Funeral services were held today for Cecil Mills, a man who died after suffering a heart attack near a D.C. fire station.
His family says firefighters and EMT's did nothing to help him. And now, an investigation is underway into exactly what happened.
Already a busy street, 16th Street and Newton became tied up with everyone trying to get to Canaan Baptist Church, a home going for Cecil Mills, Jr., 77.
"He helped people till the day he died. He was good to all of us. Always," says April Mitchell one of the hundreds at the funeral.
Mitchell considers herself part of Mills' extended family. Today, she wasn't the only one. The church, which holds about 600, was packed.

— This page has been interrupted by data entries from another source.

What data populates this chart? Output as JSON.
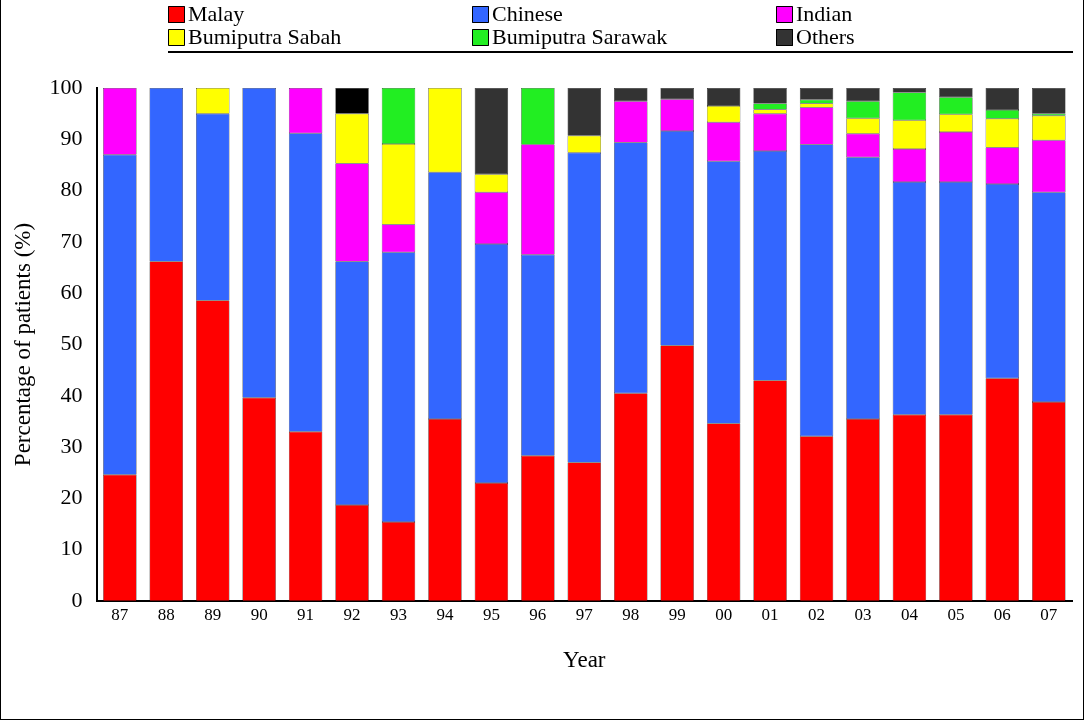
{
  "chart_data": {
    "type": "bar",
    "stacked": true,
    "xlabel": "Year",
    "ylabel": "Percentage of patients (%)",
    "categories": [
      "87",
      "88",
      "89",
      "90",
      "91",
      "92",
      "93",
      "94",
      "95",
      "96",
      "97",
      "98",
      "99",
      "00",
      "01",
      "02",
      "03",
      "04",
      "05",
      "06",
      "07"
    ],
    "ylim": [
      0,
      100
    ],
    "yticks": [
      0,
      10,
      20,
      30,
      40,
      50,
      60,
      70,
      80,
      90,
      100
    ],
    "grid": false,
    "legend": "top",
    "series": [
      {
        "name": "Malay",
        "color": "#ff0000",
        "values": [
          24.6,
          66.2,
          58.6,
          39.6,
          33,
          18.7,
          15.4,
          35.5,
          23,
          28.3,
          27,
          40.5,
          49.8,
          34.6,
          43,
          32.1,
          35.5,
          36.3,
          36.3,
          43.4,
          38.8
        ]
      },
      {
        "name": "Chinese",
        "color": "#3366ff",
        "values": [
          62.4,
          33.8,
          36.4,
          60.4,
          58.2,
          47.5,
          52.6,
          48.1,
          46.6,
          39.2,
          60.4,
          48.9,
          41.8,
          51.1,
          44.7,
          56.9,
          51,
          45.4,
          45.4,
          37.9,
          40.9
        ]
      },
      {
        "name": "Indian",
        "color": "#ff00ff",
        "values": [
          13,
          null,
          null,
          null,
          8.8,
          19.1,
          5.4,
          null,
          10.1,
          21.5,
          null,
          8,
          6.2,
          7.6,
          7.3,
          7.2,
          4.6,
          6.4,
          9.7,
          7.1,
          10.1
        ]
      },
      {
        "name": "Bumiputra Sabah",
        "color": "#ffff00",
        "values": [
          null,
          null,
          5,
          null,
          null,
          9.7,
          15.7,
          16.4,
          3.5,
          null,
          3.3,
          null,
          null,
          3.2,
          0.8,
          0.8,
          3,
          5.6,
          3.5,
          5.6,
          4.8
        ]
      },
      {
        "name": "Bumiputra Sarawak",
        "color": "#22ee22",
        "values": [
          null,
          null,
          null,
          null,
          null,
          null,
          10.9,
          null,
          null,
          11,
          null,
          null,
          null,
          null,
          1.2,
          0.7,
          3.3,
          5.4,
          3.3,
          1.7,
          0.4
        ]
      },
      {
        "name": "Others",
        "color": "#333333",
        "colors": [
          "#333333",
          "#333333",
          "#333333",
          "#333333",
          "#333333",
          "#000000",
          "#333333",
          "#333333",
          "#333333",
          "#333333",
          "#333333",
          "#333333",
          "#333333",
          "#333333",
          "#333333",
          "#333333",
          "#333333",
          "#333333",
          "#333333",
          "#333333",
          "#333333"
        ],
        "values": [
          null,
          null,
          null,
          null,
          null,
          5,
          null,
          null,
          16.8,
          null,
          9.3,
          2.6,
          2.2,
          3.5,
          3,
          2.3,
          2.6,
          0.9,
          1.8,
          4.3,
          5
        ]
      }
    ]
  }
}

People had to wait in line to see the man many called a friend.
Two weeks ago, Mills collapsed from a heart attack, but wasn't able to get help even though he was across the street from a fire station.

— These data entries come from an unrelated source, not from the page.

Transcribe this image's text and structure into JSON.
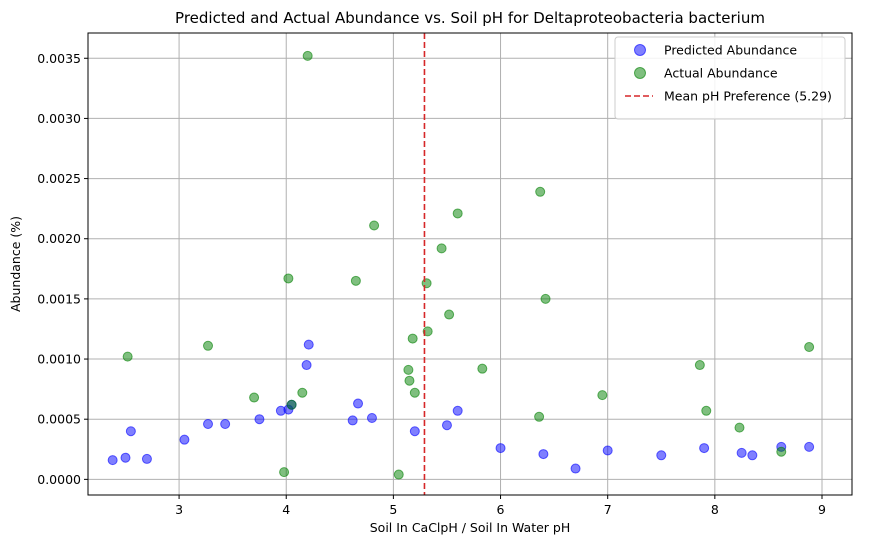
{
  "chart_data": {
    "type": "scatter",
    "title": "Predicted and Actual Abundance vs. Soil pH for Deltaproteobacteria bacterium",
    "xlabel": "Soil In CaClpH / Soil In Water pH",
    "ylabel": "Abundance (%)",
    "xlim": [
      2.15,
      9.28
    ],
    "ylim": [
      -0.00013,
      0.00371
    ],
    "xticks": [
      "3",
      "4",
      "5",
      "6",
      "7",
      "8",
      "9"
    ],
    "xtick_values": [
      3,
      4,
      5,
      6,
      7,
      8,
      9
    ],
    "yticks": [
      "0.0000",
      "0.0005",
      "0.0010",
      "0.0015",
      "0.0020",
      "0.0025",
      "0.0030",
      "0.0035"
    ],
    "ytick_values": [
      0,
      0.0005,
      0.001,
      0.0015,
      0.002,
      0.0025,
      0.003,
      0.0035
    ],
    "grid": true,
    "legend_position": "top-right",
    "mean_line": {
      "x": 5.29,
      "label": "Mean pH Preference (5.29)",
      "color": "#d62728",
      "style": "dashed"
    },
    "series": [
      {
        "name": "Predicted Abundance",
        "color": "#0000ff",
        "alpha": 0.5,
        "points": [
          [
            2.38,
            0.00016
          ],
          [
            2.5,
            0.00018
          ],
          [
            2.55,
            0.0004
          ],
          [
            2.7,
            0.00017
          ],
          [
            3.05,
            0.00033
          ],
          [
            3.27,
            0.00046
          ],
          [
            3.43,
            0.00046
          ],
          [
            3.75,
            0.0005
          ],
          [
            3.95,
            0.00057
          ],
          [
            4.02,
            0.00058
          ],
          [
            4.05,
            0.00062
          ],
          [
            4.19,
            0.00095
          ],
          [
            4.21,
            0.00112
          ],
          [
            4.62,
            0.00049
          ],
          [
            4.67,
            0.00063
          ],
          [
            4.8,
            0.00051
          ],
          [
            5.2,
            0.0004
          ],
          [
            5.5,
            0.00045
          ],
          [
            5.6,
            0.00057
          ],
          [
            6.0,
            0.00026
          ],
          [
            6.4,
            0.00021
          ],
          [
            6.7,
            9e-05
          ],
          [
            7.0,
            0.00024
          ],
          [
            7.5,
            0.0002
          ],
          [
            7.9,
            0.00026
          ],
          [
            8.25,
            0.00022
          ],
          [
            8.35,
            0.0002
          ],
          [
            8.62,
            0.00027
          ],
          [
            8.88,
            0.00027
          ]
        ]
      },
      {
        "name": "Actual Abundance",
        "color": "#008000",
        "alpha": 0.5,
        "points": [
          [
            2.52,
            0.00102
          ],
          [
            3.27,
            0.00111
          ],
          [
            3.7,
            0.00068
          ],
          [
            3.98,
            6e-05
          ],
          [
            4.02,
            0.00167
          ],
          [
            4.05,
            0.00062
          ],
          [
            4.15,
            0.00072
          ],
          [
            4.2,
            0.00352
          ],
          [
            4.65,
            0.00165
          ],
          [
            4.82,
            0.00211
          ],
          [
            5.05,
            4e-05
          ],
          [
            5.14,
            0.00091
          ],
          [
            5.15,
            0.00082
          ],
          [
            5.18,
            0.00117
          ],
          [
            5.2,
            0.00072
          ],
          [
            5.31,
            0.00163
          ],
          [
            5.32,
            0.00123
          ],
          [
            5.45,
            0.00192
          ],
          [
            5.52,
            0.00137
          ],
          [
            5.6,
            0.00221
          ],
          [
            5.83,
            0.00092
          ],
          [
            6.37,
            0.00239
          ],
          [
            6.42,
            0.0015
          ],
          [
            6.36,
            0.00052
          ],
          [
            6.95,
            0.0007
          ],
          [
            7.86,
            0.00095
          ],
          [
            7.92,
            0.00057
          ],
          [
            8.23,
            0.00043
          ],
          [
            8.62,
            0.00023
          ],
          [
            8.88,
            0.0011
          ]
        ]
      }
    ]
  }
}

Mayor Vincent Gray says he was there to comfort the family.
"You do the best you can," Gray says.
But even after the funeral, Gray wouldn't talk about the dark clouds looming over the fire department.

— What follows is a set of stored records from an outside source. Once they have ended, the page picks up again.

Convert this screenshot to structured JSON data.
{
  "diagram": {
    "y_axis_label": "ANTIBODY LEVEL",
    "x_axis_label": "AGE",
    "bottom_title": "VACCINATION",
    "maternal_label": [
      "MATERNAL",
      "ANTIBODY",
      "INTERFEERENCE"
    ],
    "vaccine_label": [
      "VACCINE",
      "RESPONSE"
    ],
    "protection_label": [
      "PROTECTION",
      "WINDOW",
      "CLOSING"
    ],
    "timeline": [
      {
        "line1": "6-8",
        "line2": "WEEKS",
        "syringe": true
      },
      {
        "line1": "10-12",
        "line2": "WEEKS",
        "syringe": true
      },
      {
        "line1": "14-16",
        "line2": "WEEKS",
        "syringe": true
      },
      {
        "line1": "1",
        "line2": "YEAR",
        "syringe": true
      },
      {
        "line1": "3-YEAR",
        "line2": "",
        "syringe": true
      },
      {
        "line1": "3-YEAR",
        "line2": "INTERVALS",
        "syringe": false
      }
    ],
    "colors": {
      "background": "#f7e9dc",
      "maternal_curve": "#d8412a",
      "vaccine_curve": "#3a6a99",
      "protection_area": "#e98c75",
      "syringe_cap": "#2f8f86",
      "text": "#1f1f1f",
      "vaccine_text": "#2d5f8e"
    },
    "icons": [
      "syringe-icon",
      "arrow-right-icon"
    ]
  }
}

D.C. Council Chair Phil Mendelson admits the public duty doctrine is archaic, but he says it works.
The doctrine says the city cannot be held liable for the injuries of a citizen because its workers are not doing their job right.
City Councilmember Vincent Orange also addressed the fire department -- and its leadership.
"You have this incident, you have other incidents and at the end of the day, you have to ask yourself if we have the right leadership in place," Orange says.